Ouest-France. D’ici à 2013, Rennes Métropole va soutenir les universités et les chercheurs à hauteur de 26 millions d’euros. Reste à savoir si cette manne financière est suffisante, et bien utilisée…

Hasard du calendrier ? Le jour où les scientifiques du CNRS s’opposaient au projet de réforme du gouvernement, Rennes Métropole débattait de sa politique en faveur de la recherche et des universités. L’enjeu est de taille. L’agglomération rennaise abrite en effet pas moins de 59 000 étudiants et un peu plus de 4 000 chercheurs.

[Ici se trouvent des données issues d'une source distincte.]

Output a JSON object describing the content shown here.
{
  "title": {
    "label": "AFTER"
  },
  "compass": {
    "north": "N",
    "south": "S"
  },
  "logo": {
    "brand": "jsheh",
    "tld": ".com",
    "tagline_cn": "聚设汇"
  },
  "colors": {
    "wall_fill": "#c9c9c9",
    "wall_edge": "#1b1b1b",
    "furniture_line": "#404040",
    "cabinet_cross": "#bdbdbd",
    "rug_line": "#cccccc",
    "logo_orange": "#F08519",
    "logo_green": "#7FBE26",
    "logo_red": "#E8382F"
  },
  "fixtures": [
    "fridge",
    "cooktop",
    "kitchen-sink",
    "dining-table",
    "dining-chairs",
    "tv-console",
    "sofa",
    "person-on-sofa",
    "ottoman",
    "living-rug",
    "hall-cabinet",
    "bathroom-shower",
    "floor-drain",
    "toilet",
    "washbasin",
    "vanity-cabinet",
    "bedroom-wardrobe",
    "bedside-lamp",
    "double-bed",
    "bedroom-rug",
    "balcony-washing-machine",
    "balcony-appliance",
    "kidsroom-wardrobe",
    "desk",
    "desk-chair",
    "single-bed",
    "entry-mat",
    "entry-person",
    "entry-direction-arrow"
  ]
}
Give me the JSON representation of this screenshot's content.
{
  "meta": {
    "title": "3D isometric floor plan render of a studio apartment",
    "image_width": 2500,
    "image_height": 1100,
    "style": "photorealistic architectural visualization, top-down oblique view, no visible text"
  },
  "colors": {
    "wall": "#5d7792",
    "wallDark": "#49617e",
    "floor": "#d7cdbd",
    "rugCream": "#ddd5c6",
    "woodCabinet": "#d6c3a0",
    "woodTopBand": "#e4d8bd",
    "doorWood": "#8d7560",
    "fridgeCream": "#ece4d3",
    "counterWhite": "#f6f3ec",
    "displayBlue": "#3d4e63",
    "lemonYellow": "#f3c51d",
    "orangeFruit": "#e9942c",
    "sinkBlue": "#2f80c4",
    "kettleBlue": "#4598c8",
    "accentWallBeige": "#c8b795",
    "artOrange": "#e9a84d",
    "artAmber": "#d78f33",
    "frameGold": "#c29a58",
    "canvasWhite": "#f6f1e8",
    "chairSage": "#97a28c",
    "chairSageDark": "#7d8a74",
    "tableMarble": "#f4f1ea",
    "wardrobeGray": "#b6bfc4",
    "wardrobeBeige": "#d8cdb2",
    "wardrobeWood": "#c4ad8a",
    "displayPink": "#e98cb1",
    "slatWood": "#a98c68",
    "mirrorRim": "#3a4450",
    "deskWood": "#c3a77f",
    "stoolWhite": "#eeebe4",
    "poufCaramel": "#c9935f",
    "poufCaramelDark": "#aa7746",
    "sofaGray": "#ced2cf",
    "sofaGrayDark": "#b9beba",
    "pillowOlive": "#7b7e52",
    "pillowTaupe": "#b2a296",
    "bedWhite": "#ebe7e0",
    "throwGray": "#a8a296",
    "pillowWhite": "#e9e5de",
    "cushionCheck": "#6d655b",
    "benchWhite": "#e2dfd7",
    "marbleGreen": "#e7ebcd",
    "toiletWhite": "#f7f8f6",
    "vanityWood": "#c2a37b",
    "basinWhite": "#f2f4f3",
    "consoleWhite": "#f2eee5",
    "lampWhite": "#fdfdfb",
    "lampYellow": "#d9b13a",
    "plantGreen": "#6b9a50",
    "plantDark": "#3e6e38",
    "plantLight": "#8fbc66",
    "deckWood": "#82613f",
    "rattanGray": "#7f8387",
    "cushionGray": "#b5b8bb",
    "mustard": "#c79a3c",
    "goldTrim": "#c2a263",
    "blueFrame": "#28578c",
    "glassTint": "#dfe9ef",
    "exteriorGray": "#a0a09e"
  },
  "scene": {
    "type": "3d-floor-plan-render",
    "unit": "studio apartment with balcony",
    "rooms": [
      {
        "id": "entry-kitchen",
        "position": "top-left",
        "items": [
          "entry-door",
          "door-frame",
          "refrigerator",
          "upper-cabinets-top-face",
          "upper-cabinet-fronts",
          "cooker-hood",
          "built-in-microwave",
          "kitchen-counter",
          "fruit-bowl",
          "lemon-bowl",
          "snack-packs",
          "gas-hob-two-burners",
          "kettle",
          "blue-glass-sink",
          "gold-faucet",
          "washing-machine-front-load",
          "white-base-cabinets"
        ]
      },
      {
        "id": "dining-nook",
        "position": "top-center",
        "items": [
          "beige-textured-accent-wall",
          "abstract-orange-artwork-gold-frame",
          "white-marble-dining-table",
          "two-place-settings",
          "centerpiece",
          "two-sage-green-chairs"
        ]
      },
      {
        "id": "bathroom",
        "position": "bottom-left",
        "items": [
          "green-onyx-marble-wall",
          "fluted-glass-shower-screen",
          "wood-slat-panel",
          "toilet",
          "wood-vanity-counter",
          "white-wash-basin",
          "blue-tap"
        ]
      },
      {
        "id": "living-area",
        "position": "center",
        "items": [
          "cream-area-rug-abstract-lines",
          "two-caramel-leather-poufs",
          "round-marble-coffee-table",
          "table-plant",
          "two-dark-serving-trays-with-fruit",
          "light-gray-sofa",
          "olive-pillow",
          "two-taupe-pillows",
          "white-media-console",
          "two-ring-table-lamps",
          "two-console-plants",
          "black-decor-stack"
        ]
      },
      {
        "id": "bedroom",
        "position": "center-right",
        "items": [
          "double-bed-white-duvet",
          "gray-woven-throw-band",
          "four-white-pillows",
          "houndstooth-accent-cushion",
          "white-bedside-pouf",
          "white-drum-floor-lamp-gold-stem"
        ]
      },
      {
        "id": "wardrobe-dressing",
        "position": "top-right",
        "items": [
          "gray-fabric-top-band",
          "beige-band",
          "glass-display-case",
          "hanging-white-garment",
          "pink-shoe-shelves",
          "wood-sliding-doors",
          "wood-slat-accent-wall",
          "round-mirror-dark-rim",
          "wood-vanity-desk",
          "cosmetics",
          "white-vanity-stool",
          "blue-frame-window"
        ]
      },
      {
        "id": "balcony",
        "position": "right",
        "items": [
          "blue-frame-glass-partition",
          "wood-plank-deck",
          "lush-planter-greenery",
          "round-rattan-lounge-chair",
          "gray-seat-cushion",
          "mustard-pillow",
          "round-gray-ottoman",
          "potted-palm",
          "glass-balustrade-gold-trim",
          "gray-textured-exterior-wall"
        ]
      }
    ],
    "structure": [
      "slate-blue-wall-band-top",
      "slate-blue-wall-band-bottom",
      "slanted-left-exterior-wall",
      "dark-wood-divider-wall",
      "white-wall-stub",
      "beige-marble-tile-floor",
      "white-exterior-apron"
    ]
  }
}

Après avoir lancé la séance d’hier soir avec près d’une demi-heure de retard, Daniel Delaveau, le président de Rennes Métropole, ne s’est pas privé de rappeler les efforts consentis par les collectivités. Dans le cadre du contrat État-Région, l’enseignement supérieur et la recherche, en Bretagne, vont bénéficier de 400 millions d’euros entre 2007 et 2013, dont 206 millions d’euros pour les universités et chercheurs rennais. Sur cette dernière somme, l’agglomération rennaise ne sera pas en reste puisqu’elle déboursera près de 26 millions d’euros.

« C’est en région Bretagne qu’est consenti le plus grand effort. Dans les Pays-de-la-Loire, le contrat État-Région, lui, ne prévoit que 196 millions d’euros », souligne Daniel Delaveau.

Les universités seront évaluées

Et ce dernier de citer les différentes aides accordées par Rennes Métropole : des allocations d’installation pour attirer à Rennes de jeunes chercheurs, des aides pour le financement d’équipements scientifiques, des bourses pour que les jeunes chercheurs rennais puissent se rendre à l’étranger dans le cadre de leurs thèses, des soutiens aux colloques… Le 14 juillet prochain, la ville abritera ainsi un congrès de chimie rassemblant 1 100 chercheurs (de 40 nationalités différentes) dont trois prix Nobel.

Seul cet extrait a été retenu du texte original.